An AI that could learn like a child would be able to understand meaning, respond to new situations, and learn from new experiences. If AI could learn like humans, we would see a new generation of artificial intelligence that is faster, more efficient, and more versatile.
AI learns to associate visual cues with words
In a study published in the journal Science, researchers at New York University examined how toddlers associate words with specific objects or visual concepts, and whether an AI system can learn similarly.
The research team used video recordings from the perspective of a child between the ages of 6 and 25 months to train a "relatively generic neural network".
The AI, called Child's View for Contrastive Learning (CVCL), processed 61 hours of visual and speech data recorded in the context of the child's visual scene. The speech data includes, for example, statements made by the child's parents about an object visible in the video.
Using this data, the system learned the properties and connections between different sensory modalities to understand the meaning of words in the child's visual environment.
The AI was able to learn many word-object associations that occurred in the child's everyday experience with the same accuracy as an AI trained on 400 million captioned images from the Internet. It was also able to generalize to new visual objects and align its visual and linguistic concepts.
The results show that basic aspects of word meaning can be learned from a child's experience, the researchers said. Whether this leads to actual understanding, and how easily and to what extent generalization is possible, remains to be seen.
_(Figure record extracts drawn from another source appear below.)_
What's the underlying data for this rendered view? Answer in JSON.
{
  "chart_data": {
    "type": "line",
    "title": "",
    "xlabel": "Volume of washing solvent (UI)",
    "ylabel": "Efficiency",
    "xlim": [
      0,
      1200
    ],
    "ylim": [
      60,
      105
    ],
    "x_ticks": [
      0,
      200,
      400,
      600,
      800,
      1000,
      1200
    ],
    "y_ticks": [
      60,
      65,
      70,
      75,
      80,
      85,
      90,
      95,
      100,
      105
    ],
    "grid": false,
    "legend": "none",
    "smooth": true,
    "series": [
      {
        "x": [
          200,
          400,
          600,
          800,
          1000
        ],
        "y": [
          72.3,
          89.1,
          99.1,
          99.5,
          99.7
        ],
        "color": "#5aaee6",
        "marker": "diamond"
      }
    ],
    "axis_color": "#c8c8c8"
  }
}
Our model acquires many word-referent mappings present in the child’s everyday experience, enables zero-shot generalization to new visual referents, and aligns its visual and linguistic conceptual systems. These results show how critical aspects of grounded word meaning are learnable through joint representation and associative learning from one child’s input.
From the paper
The researchers now want to find out what is needed to better adapt the model's learning process to children's early language acquisition. The model might need more data, or it could need to pay attention to a parent's gaze, or perhaps develop a sense of the solidity of objects, something that children intuitively understand.
One limitation of the study is that the AI was trained using only one child's experience. In addition, the AI was only able to learn simple names and images, and struggled with more complex words and concepts. It is also unclear how the AI could learn abstract words and verbs, since it relies on visual information that does not exist for these words.
Yann LeCun, head of AI research at Meta, argues that superhuman AI must first learn to learn more like humans, and that research must understand how children learn languages and understand the world with far less energy and data consumption than today's AI systems.
He is trying to create systems that can learn how the world works, much like baby animals. These systems should be able to observe and learn from their environment, similar to what the researchers above have shown. Meta is collecting massive amounts of first-person video data for this purpose. LeCun is also working on a new brain-like AI architecture to overcome the limitations of today's systems and make them more rooted in the real world.